Redesigning only part of your application clearly sends the message "we lack the capability to do this job properly, so please just bear with us while we muddle through."
No need to belabor this point further, I think.
So.... Instead of that...
It is probably not a great idea to redesign the product's appearance, and its functionality, and its navigation structure, while simultaneously transitioning from one front-end framework to another, as well as redesigning the database structure -- everything, in other words -- in public, with live data coming from both sides, while trying to keep everything in synch.
That's, like, a totally full Risk Factor Bingo card, even if you set aside the UX factors this answer is putatively about.
You need to separate these processes, for your own safety and sanity, as well as that of your users. Don't try to do everything at once; you'll fail.
If you need to change frameworks, I'd suggest completing that transition first, without considering any changes to functionality, layout, or structure. This will tend to make the code transition much quicker and smoother than if you're trying to make other changes at the same time.
(It'll also have the incidental benefit of letting your devs get a handle on how React works before they have to dig in on the "real" new design; they'll be doing their learning on the version you plan to throw away, instead of on the code you'll be living with long term.)
Some database structure changes probably go along with that by necessity, but keep these as minimal as possible.
Once you have a solid footing from a technological standpoint, then it's time to start thinking about redesign and structural changes.
Especially with a change-resistant audience, I like to do this in two separate stages:
- Cosmetic changes. If these are major, do them all at once. Rock that new look-and-feel, move the layout around like mad, but keep all the functionality and the navigation hierarchy exactly the same, so the user doesn't feel lost; it's the same product, it just looks prettier. This is what will be perceived by users as the real redesign, even though it's functionally identical to what was there before.

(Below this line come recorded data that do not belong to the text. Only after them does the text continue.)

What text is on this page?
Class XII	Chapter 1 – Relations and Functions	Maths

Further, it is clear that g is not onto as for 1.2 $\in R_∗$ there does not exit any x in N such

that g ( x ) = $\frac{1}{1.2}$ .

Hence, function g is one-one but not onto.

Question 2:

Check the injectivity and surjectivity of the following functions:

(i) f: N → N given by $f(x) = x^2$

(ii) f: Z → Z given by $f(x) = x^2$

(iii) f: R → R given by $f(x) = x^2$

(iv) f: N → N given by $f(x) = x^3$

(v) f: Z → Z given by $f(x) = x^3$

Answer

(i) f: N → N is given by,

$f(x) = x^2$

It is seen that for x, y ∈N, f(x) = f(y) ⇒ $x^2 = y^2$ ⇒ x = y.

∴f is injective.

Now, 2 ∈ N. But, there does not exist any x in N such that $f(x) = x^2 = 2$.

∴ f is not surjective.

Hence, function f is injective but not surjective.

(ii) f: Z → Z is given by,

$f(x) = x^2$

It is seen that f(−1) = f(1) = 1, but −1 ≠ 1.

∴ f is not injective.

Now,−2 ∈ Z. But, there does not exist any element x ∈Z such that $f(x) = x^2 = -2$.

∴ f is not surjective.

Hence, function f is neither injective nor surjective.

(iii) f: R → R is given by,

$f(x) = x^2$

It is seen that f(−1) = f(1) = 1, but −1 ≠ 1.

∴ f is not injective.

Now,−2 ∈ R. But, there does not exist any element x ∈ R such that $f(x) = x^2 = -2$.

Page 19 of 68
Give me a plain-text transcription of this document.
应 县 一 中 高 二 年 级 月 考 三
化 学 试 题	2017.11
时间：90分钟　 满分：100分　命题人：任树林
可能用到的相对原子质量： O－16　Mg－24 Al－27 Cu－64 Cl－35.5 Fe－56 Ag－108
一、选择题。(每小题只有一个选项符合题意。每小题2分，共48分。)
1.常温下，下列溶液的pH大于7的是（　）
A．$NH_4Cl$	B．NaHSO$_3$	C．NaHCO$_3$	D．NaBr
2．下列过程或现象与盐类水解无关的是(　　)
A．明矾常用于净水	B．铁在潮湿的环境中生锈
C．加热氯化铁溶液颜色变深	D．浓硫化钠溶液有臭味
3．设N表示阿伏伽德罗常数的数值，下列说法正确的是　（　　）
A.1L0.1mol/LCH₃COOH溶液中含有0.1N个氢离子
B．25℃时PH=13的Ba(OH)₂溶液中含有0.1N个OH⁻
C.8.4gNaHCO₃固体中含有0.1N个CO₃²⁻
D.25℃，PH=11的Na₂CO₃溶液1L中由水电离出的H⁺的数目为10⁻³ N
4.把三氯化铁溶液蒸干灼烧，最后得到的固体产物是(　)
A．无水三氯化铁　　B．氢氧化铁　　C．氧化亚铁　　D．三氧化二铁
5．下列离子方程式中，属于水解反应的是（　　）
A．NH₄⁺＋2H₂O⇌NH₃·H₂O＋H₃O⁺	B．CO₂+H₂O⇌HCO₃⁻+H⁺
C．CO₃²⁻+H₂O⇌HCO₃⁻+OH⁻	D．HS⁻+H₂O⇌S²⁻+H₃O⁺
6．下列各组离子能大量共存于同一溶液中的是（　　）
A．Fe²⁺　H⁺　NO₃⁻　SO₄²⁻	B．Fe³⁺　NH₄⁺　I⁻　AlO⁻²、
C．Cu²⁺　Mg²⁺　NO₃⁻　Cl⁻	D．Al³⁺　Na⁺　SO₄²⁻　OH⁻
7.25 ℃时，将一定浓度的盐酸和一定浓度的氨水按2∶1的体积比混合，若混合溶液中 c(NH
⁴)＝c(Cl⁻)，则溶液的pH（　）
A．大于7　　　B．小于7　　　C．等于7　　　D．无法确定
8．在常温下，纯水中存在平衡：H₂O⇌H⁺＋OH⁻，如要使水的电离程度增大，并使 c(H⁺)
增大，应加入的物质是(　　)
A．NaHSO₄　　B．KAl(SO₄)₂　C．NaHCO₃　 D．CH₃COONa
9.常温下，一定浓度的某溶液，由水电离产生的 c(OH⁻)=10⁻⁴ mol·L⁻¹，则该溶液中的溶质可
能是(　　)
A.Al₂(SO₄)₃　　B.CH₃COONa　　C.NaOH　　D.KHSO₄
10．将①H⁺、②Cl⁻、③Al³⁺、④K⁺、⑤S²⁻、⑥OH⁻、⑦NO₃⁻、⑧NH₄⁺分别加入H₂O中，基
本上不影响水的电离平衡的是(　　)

- Functional changes, incrementally. Restructure your site map as needed, change the functionality that needs changes, but do these gradually and incrementally. This is where the real change happens, but it generally won't be perceived by users as a "redesign" because it all looks the same -- bits and pieces of it just work better every time you do an update. Doing this incrementally means you have the opportunity to get user feedback as you go, and back out mistakes before you've committed too heavily to them. It also mitigates the change resistance on the part of the user, because you're not changing everything around on them, you're just improving bits and pieces.